(This article previously appeared on Healthaffairs.org on Jan. 11, 2017. Copyright (c) 2017 Health Affairs by Project HOPE – The People-to-People Health Foundation, Inc.)
Much of the recent attention on the future of the Affordable Care Act (ACA) has focused on the fate of the 22.5 million people likely to lose insurance through a repeal of Medicaid expansion and the loss of protections and subsidies in the individual insurance market. Overlooked in the declarations of who stands to lose under plans to “repeal and replace” the ACA are those enrolled in employer-sponsored health plans — the primary source of coverage for people under 65.
Job-based plans offered to employees and their families cover 150 million people in the United States. If the ACA is repealed, they stand to lose critical consumer protections that many have come to expect of their employer plan.
It’s easy to understand the focus on the individuals who gained access to coverage thanks to the health reform law. ACA drafters targeted most of the law’s insurance reforms at the individual and small-group markets, where consumers and employers had the greatest difficulty finding affordable, adequate coverage prior to health reform. The ACA’s market reforms made coverage available to those individuals with pre-existing conditions who couldn’t obtain coverage in the pre-ACA world, and more affordable for those low- and moderate-income families who couldn’t afford coverage on their own.
Dependent coverage for children under 26 is one provision President Trump and many anti-ACA legislators have pledged to retain.
Less noticed, but no less important, the ACA also brought critical new protections to people in large employer plans. Although most large employer plans were relatively comprehensive and affordable before the ACA, some plans offered only skimpy coverage or had other barriers to accessing care, leaving individuals — particularly those with costly, chronic health conditions — with big bills and uncovered medical care.
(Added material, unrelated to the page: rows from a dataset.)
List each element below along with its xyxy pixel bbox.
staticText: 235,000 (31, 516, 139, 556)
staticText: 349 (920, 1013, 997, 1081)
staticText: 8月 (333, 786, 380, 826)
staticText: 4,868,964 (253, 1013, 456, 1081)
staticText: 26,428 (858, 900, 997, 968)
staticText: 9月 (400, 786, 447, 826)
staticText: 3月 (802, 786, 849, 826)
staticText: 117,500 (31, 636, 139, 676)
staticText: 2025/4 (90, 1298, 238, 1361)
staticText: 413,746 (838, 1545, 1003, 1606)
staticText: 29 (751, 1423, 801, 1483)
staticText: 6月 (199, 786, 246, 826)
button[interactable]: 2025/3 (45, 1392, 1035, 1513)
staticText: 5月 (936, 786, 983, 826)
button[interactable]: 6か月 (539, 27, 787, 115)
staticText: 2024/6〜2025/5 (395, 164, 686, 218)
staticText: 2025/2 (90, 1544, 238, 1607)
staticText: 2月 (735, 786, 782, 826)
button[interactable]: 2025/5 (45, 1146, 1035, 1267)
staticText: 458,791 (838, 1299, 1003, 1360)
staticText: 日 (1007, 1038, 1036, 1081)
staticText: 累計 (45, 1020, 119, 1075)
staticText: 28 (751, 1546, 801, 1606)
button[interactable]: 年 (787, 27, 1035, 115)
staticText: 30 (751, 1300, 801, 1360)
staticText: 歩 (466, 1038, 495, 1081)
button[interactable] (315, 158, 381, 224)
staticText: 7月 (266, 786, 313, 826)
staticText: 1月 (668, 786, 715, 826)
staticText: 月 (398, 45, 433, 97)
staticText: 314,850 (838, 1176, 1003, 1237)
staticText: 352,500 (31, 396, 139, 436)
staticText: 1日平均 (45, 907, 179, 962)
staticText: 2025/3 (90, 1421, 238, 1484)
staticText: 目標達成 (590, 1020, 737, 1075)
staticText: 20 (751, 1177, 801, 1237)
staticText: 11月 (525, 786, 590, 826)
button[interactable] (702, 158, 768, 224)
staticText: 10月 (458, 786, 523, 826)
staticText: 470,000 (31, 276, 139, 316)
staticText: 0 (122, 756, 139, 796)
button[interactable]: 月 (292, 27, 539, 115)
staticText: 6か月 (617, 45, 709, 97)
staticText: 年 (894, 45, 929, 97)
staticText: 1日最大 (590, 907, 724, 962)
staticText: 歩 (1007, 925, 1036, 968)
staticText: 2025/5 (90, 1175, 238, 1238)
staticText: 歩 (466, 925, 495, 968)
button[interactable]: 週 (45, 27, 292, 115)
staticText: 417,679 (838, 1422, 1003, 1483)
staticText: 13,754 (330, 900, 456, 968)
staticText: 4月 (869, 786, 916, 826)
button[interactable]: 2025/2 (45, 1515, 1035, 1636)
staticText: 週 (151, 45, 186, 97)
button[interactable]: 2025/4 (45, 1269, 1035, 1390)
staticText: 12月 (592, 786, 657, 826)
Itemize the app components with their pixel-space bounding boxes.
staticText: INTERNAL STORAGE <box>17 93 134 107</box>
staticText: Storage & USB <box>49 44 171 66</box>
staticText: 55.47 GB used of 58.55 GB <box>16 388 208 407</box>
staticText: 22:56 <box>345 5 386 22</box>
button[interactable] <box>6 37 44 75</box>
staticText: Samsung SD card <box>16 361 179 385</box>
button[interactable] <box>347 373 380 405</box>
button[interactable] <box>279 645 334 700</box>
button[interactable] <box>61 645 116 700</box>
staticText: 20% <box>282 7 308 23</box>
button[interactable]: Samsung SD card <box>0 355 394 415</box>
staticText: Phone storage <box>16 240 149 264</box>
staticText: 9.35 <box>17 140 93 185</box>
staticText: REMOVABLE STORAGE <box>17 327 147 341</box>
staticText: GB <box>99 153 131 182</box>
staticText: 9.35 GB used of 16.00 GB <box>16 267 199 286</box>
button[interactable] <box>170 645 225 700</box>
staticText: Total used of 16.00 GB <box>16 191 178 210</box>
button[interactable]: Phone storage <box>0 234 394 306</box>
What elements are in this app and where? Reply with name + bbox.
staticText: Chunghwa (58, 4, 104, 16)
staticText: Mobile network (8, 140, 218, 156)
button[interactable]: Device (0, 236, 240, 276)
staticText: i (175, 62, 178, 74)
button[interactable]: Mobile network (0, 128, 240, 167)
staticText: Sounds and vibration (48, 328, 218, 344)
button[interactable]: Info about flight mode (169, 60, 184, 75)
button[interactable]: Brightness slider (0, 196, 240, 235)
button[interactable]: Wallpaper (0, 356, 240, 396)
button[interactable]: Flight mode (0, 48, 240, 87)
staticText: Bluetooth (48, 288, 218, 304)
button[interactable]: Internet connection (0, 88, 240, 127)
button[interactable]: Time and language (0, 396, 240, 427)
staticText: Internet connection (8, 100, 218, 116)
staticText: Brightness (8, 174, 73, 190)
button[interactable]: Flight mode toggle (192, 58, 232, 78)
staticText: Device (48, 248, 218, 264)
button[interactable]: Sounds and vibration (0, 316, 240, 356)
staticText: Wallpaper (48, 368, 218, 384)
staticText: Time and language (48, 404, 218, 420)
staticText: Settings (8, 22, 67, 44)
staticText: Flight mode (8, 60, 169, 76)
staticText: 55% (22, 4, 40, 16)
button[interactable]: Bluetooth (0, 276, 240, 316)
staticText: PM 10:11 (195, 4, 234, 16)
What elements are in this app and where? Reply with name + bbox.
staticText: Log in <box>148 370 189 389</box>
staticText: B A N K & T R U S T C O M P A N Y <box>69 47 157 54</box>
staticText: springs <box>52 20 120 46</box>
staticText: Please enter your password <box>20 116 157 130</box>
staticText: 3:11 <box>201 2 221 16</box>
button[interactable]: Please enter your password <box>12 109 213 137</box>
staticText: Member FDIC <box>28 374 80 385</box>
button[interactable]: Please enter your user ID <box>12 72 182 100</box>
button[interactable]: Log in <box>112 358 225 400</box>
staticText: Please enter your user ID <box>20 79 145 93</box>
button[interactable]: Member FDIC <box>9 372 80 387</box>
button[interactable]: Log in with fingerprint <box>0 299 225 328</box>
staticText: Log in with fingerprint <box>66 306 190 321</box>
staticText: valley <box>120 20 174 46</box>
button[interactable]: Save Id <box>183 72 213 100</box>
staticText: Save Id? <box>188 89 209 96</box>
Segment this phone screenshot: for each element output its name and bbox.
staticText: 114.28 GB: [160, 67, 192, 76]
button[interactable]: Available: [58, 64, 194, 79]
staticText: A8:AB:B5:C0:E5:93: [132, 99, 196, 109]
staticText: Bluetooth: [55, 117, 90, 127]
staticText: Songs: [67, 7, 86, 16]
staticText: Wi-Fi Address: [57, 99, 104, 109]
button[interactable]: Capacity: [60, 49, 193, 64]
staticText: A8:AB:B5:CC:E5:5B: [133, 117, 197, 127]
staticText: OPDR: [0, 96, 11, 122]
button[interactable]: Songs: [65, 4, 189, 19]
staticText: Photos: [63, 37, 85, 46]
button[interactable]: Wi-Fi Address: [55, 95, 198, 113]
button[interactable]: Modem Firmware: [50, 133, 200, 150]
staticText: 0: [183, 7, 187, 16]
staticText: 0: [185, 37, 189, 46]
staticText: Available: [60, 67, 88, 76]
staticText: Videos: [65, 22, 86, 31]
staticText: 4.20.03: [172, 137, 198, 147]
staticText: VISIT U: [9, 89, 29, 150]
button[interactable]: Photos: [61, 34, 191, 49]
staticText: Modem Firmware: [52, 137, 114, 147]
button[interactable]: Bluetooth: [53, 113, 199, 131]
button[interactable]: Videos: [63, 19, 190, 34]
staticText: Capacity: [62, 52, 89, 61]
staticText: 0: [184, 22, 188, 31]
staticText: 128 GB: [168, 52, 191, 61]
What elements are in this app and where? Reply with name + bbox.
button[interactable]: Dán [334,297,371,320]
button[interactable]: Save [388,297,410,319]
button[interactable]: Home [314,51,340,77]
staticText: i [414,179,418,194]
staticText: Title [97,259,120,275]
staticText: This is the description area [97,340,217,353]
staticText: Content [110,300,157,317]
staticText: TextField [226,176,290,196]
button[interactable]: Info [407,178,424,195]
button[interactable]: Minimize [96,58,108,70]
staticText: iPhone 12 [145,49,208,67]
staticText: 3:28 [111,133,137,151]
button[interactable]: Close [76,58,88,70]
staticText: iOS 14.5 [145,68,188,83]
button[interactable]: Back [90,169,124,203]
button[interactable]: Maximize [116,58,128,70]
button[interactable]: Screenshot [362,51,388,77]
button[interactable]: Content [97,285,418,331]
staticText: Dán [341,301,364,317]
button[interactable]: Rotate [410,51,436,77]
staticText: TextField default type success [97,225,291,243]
For that reason, the ACA extended several meaningful protections to employees of large businesses.
Preventive Services Without Cost-Sharing
The ACA requires all new health plans, including those sponsored by employers, to cover recommended preventive services without cost-sharing, bringing new benefits to 71 million Americans. That means individuals can get the screenings, immunizations and annual check-ups that can catch illness early or prevent it altogether without worrying about meeting a costly deductible or co-payment. With that peace of mind, it’s no wonder it’s one of the most popular provisions of the ACA. Women employees can also access affordable contraception, making available a wider variety of contraceptive choices and increasing use of long-term contraceptive methods.
Pre-Existing Condition Exclusions
Under the ACA, employers cannot impose a waiting period for coverage of a pre-existing condition. Prior to the ACA, individuals who became eligible for an employer plan — for example, once hired for a new job —might have to wait up to 12 months for the plan to cover pre-existing health conditions. You could “buy down” that waiting period with months of coverage under another plan, so long as it was the right kind of plan and you didn’t go without coverage for 63 days or more. But if you lost your job, couldn’t afford COBRA, went a few months without coverage and then were lucky enough to get another job with benefits, you might find the care you needed wasn’t covered under your plan for an entire year.
Dependent Coverage to Age 26
The ACA requires all health plans, including those sponsored by large employers, to cover dependents up to age 26. Prior to the ACA, one of the fastest growing groups of uninsured was young adults — not because they turned down coverage offered to them, but because they were less likely to have access to employer-based plans or other coverage. The result has been a dramatic increase in the number of insured young adults, particularly among those with employer-sponsored coverage. This ACA requirement is one provision President Trump and many anti-ACA legislators have pledged to retain.
Annual Out-of-Pocket Limit
The ACA requires all new health plans, including those sponsored by employers, to cap the amount individuals can be expected to pay out-of-pocket each year. Prior to the ACA, even those with the security of coverage on the job couldn’t count on protection from crippling out-of-pocket costs.
Prohibition on Annual and Lifetime Limits
The ACA prohibits employer plans from having an annual or lifetime dollar limit on benefits. Prior to the ACA, employer plans often included a cap on benefits; when employees hit the cap, the coverage cut off. For individuals who needed costly care, like a baby born prematurely or those with hemophilia or multiple sclerosis, that often meant a desperate scramble to find new coverage options as one after another benefit limit was reached.
The ACA guarantees individuals the right to an independent review of a health plan’s decision to deny benefits or payment for services, regardless of whether the employer plan is insured or self-funded. Prior to the ACA, only workers in insured plans had the right to an independent review of a denied claim. But more than 60 percent of workers are in self-funded plans, and the only option for those workers to hold their plan accountable was to sue, an expensive and lengthy process.
If you’re one of the 150 million people who get their coverage through an employer plan, you may want to pay attention to the prognostications of what’s to become of the ACA. Your access to high-quality, affordable health care will depend on the outcome.